Astronauts Capture Stunning Electric "Jellyfish" Above Storms
From the International Space Station, astronauts are recording brilliant red, blue, and violet electrical bursts that happen 55 miles above thunderstorms, invisible from the ground. These once-mysterious sky fireworks are helping scientists protect radio signals, improve flight safety, and better understand our atmosphere.
Imagine lightning in reverse: electric jellyfish glowing red in space, violet rings expanding hundreds of miles wide, and blue bolts shooting upward from storm clouds into the thin air above.
Astronauts aboard the International Space Station get front-row seats to this hidden light show. While people on Earth see regular lightning flash below the clouds, a whole other electrical world pulses above them, between 10 and 55 miles overhead.

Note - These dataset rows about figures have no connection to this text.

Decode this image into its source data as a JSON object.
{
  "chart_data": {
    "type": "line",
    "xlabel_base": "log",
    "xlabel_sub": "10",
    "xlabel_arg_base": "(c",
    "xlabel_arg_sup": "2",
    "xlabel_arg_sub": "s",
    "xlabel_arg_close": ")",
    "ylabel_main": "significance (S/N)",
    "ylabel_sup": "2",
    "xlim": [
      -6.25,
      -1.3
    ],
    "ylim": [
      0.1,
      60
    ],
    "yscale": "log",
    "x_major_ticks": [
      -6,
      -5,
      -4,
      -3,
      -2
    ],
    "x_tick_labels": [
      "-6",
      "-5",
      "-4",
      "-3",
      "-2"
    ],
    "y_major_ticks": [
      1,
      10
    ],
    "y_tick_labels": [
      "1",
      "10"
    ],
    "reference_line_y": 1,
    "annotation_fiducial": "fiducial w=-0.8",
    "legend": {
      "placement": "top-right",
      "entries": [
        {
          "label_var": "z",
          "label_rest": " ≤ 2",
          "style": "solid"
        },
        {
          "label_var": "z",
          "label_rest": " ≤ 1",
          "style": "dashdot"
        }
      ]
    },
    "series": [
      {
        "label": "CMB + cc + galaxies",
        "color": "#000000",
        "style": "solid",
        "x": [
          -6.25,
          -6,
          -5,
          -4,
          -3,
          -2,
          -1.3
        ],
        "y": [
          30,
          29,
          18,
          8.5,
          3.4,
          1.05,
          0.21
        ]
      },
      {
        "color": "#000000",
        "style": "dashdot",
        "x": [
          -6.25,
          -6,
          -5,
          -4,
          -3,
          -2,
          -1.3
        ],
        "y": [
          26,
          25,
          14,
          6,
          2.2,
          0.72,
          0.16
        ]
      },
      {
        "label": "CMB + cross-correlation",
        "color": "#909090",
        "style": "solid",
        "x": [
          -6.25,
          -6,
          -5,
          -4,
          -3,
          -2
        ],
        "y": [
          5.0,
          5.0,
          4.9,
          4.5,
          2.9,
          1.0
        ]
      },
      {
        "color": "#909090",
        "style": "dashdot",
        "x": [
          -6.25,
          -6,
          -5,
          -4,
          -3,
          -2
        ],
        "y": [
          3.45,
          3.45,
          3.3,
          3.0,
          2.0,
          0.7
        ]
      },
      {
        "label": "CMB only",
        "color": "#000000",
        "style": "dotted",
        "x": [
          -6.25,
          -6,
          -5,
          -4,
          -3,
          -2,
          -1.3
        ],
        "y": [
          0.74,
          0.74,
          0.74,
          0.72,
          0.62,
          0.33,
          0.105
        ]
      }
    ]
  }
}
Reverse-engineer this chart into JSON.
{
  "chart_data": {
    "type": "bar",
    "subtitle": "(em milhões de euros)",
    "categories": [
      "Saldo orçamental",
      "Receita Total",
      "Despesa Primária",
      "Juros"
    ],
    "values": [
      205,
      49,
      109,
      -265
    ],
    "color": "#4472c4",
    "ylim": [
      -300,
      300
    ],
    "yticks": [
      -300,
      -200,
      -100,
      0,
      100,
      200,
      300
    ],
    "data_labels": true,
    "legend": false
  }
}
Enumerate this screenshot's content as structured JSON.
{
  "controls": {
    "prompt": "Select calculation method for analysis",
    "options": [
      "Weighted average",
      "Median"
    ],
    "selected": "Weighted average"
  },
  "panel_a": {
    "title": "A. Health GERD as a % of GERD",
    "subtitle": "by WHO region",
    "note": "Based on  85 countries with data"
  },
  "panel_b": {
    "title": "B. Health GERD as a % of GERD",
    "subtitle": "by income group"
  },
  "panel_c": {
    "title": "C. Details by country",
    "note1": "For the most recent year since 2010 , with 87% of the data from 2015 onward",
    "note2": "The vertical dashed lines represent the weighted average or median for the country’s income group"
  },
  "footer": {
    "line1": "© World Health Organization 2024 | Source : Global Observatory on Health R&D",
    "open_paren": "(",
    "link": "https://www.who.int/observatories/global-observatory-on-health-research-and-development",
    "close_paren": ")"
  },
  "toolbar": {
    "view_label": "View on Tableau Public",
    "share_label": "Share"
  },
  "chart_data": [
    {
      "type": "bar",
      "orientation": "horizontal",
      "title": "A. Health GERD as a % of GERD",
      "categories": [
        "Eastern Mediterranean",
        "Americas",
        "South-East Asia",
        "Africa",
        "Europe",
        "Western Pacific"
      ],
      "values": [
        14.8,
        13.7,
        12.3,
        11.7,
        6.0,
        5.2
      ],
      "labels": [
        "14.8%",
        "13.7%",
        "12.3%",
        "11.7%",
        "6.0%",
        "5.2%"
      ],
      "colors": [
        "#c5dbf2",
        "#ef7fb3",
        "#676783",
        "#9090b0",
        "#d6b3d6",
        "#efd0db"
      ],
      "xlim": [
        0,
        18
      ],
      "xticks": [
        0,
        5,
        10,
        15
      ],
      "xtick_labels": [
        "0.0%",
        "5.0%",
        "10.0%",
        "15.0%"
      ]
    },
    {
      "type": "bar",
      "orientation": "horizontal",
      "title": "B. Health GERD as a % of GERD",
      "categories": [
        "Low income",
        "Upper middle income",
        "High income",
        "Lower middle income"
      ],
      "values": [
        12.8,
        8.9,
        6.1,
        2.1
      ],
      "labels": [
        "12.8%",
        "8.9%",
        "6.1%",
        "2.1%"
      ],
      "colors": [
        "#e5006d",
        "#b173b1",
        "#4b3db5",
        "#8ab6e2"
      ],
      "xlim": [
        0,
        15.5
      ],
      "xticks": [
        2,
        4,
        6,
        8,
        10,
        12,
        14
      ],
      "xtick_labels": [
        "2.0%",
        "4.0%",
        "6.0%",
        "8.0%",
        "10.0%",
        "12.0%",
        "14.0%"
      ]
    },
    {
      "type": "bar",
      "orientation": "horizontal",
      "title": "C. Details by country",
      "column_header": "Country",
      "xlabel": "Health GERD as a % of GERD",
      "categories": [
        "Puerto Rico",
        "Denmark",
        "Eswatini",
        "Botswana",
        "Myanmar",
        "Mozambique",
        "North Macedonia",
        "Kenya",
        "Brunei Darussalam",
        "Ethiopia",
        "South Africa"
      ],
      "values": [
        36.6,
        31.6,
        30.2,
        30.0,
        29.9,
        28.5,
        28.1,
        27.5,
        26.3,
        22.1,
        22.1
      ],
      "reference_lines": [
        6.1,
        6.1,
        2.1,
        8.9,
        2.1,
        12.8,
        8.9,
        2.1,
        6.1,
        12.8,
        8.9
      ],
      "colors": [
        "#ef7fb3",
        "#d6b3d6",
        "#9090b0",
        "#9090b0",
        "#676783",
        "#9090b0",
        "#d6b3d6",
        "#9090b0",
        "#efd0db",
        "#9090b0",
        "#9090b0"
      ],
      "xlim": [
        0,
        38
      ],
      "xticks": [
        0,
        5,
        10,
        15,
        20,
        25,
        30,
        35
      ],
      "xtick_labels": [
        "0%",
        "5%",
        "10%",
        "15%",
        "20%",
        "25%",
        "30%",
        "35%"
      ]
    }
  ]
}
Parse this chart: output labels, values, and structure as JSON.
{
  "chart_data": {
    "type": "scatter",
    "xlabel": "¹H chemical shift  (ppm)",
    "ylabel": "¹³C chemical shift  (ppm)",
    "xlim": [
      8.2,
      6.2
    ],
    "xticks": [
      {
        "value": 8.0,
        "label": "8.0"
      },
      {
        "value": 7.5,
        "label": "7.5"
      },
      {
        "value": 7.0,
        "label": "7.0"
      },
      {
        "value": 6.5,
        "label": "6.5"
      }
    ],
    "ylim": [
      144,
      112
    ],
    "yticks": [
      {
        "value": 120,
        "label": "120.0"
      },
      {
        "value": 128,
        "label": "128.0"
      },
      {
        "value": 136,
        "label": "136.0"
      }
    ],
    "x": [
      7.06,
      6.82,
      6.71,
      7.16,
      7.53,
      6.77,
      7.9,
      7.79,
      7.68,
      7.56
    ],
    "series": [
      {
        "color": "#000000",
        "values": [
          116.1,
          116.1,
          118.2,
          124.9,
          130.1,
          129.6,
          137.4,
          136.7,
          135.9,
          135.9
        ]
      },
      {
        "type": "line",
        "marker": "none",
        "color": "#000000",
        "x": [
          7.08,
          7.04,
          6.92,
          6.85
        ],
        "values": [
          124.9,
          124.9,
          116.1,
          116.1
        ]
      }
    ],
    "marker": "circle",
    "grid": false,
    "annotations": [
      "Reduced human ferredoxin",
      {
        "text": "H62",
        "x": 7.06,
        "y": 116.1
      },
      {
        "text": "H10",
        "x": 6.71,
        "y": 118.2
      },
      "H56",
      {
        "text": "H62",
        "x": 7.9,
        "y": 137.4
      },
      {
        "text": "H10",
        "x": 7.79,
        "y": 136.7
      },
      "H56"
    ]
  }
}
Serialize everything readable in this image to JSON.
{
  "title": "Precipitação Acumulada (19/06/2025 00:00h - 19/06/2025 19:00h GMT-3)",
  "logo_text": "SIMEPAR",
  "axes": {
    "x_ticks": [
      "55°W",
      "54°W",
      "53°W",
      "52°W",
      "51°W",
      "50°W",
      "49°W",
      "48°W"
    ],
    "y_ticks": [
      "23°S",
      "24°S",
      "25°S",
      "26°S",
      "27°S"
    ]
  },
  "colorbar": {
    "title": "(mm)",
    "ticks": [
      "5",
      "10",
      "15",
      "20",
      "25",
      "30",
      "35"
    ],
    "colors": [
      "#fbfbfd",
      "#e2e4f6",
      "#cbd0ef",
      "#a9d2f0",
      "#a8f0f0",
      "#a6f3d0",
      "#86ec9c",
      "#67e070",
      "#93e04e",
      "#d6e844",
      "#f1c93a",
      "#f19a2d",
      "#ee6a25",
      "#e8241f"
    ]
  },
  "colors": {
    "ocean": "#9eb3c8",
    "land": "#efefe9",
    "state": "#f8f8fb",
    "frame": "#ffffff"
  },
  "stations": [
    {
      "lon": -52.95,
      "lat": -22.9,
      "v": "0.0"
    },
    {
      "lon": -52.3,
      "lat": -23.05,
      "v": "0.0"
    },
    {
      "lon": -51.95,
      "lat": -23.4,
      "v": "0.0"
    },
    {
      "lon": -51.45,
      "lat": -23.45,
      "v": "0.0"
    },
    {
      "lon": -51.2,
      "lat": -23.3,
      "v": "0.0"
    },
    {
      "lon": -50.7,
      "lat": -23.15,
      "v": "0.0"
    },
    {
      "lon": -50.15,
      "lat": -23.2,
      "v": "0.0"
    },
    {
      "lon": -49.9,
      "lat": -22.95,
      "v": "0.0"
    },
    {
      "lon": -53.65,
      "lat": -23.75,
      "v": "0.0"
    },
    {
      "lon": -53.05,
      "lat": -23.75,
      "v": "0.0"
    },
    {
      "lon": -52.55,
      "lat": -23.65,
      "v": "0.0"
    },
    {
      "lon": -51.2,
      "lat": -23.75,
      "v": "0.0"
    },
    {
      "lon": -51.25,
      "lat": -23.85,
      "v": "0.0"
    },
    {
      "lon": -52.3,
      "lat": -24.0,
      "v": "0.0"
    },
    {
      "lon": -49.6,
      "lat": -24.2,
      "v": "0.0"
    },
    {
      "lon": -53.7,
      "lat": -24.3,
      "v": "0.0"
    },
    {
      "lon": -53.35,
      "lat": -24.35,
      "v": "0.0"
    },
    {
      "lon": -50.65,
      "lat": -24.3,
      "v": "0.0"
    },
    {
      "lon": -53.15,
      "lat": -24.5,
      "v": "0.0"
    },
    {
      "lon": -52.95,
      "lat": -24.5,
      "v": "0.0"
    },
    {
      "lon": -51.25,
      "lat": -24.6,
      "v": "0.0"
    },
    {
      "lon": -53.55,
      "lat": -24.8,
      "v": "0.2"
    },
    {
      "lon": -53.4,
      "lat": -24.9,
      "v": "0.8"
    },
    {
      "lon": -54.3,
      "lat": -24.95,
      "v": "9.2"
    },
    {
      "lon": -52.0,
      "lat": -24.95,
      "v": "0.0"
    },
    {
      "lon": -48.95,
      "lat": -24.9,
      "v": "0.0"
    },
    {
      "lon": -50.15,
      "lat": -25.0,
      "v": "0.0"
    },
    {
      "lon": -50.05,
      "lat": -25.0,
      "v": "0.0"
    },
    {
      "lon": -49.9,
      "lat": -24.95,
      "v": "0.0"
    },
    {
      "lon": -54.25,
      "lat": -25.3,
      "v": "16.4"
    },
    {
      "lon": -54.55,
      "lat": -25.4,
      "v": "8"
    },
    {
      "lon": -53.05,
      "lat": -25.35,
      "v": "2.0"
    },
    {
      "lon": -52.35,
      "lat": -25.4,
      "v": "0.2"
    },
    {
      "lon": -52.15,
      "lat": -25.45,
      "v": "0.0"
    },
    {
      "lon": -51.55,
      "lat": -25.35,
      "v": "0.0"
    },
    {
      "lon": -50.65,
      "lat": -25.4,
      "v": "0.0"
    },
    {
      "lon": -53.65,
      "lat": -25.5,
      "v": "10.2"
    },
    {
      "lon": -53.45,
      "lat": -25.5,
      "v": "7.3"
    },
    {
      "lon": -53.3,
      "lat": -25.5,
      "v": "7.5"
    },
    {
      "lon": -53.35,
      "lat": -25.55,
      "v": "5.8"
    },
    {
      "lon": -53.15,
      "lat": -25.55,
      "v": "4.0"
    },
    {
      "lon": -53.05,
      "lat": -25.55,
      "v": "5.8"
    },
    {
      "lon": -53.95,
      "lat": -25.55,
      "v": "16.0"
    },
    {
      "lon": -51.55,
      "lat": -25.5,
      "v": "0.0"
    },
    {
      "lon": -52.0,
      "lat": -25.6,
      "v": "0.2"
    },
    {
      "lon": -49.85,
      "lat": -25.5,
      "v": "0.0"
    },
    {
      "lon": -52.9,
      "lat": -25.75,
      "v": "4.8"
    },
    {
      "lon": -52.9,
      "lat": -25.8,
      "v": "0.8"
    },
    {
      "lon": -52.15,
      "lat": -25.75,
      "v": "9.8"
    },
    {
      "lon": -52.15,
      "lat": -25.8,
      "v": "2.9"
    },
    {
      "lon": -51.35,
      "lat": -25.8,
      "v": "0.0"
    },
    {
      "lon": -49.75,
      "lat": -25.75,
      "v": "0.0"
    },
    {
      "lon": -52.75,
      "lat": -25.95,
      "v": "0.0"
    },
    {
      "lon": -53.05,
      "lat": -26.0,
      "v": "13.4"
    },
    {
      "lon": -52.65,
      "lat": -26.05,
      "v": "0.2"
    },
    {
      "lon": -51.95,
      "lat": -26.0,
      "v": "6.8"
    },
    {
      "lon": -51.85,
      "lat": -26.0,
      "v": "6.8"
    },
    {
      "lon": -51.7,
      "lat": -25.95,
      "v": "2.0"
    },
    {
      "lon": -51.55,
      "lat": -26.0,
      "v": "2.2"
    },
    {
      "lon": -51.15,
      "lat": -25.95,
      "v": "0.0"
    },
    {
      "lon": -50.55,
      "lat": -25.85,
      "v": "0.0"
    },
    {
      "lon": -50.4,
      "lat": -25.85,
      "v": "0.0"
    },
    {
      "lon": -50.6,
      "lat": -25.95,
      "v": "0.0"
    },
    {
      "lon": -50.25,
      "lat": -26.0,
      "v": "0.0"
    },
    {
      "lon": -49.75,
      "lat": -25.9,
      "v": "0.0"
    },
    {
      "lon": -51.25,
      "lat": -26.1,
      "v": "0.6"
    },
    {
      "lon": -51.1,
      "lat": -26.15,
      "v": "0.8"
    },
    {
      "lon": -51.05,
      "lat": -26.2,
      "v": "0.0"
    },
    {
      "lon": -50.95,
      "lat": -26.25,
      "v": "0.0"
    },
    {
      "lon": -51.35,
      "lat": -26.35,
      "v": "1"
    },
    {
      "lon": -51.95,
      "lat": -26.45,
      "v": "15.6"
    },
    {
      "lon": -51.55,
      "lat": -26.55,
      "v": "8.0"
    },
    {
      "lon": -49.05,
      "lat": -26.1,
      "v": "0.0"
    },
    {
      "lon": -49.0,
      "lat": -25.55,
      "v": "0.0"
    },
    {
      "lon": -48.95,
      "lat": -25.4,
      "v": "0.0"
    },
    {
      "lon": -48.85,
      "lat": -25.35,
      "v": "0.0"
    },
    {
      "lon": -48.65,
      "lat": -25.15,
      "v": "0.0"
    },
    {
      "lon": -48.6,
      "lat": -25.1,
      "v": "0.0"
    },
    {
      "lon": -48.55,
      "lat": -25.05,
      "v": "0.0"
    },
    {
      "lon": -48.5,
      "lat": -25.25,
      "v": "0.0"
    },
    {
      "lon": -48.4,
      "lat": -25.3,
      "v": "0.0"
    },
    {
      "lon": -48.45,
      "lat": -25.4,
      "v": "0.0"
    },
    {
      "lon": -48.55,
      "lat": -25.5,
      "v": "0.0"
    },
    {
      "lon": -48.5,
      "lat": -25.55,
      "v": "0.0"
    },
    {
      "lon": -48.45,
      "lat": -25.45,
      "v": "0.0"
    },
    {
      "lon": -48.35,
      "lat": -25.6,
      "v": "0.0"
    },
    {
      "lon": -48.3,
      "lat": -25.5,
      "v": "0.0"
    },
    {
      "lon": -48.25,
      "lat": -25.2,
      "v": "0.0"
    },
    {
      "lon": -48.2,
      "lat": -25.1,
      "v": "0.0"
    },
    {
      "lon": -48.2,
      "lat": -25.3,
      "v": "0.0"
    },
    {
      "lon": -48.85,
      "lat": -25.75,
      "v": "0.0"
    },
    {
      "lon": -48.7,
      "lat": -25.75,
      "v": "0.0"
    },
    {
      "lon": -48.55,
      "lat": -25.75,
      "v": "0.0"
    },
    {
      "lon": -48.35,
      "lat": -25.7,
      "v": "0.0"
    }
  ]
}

Scientists call them transient luminous events, or TLEs for short. For decades, these brief flashes existed only in pilot stories and lucky snapshots. Now the ISS is capturing them in stunning detail.
A European Space Agency instrument called ASIM has clung to the outside of the station since 2018, watching Earth with high-speed cameras. It records flashes smaller than your fingernail and shorter than a heartbeat, events ground equipment would miss entirely.
The footage reveals red sprites hanging like upside-down jellyfish for just ten milliseconds. Blue jets spear silently from cloud tops toward space. Enormous ultraviolet rings called ELVES spread across hundreds of miles in the blink of an eye.

Inside the ISS cupola, that seven-window dome you've seen in astronaut photos, crew members attach cameras that film at 100,000 frames per second. The slow-motion replays show electrical filaments branching in ways textbooks never predicted.
This isn't just beautiful. These electrical bursts happen in the same atmospheric layers that carry radio waves and relay signals to submarines. When a flash disrupts those layers, communications can fail without warning.
Airlines are paying attention too. Some lightning storms trigger gamma-ray flashes, invisible pulses of radiation strong enough to give passengers a dose equivalent to a chest X-ray. Japan launched a small satellite from the ISS to map where these radiation bursts happen most often, helping pilots plan safer routes.
Why This Inspires
What seemed like sky-high curiosities are turning out to matter for everyday life. The electrical chemistry shuffling between atmospheric layers affects ozone and climate predictions. The footage is already improving algorithms that warn power companies when severe lightning threatens transmission lines.
Every photo astronauts snap through that cupola window adds another piece to the puzzle. What started as fleeting glimpses reported by confused pilots has become a systematic science, all because we put cameras in the right place at the right time.
The ISS will keep orbiting through this decade, building a complete atlas of Earth's secret electrical layer, one spectacular flash at a time.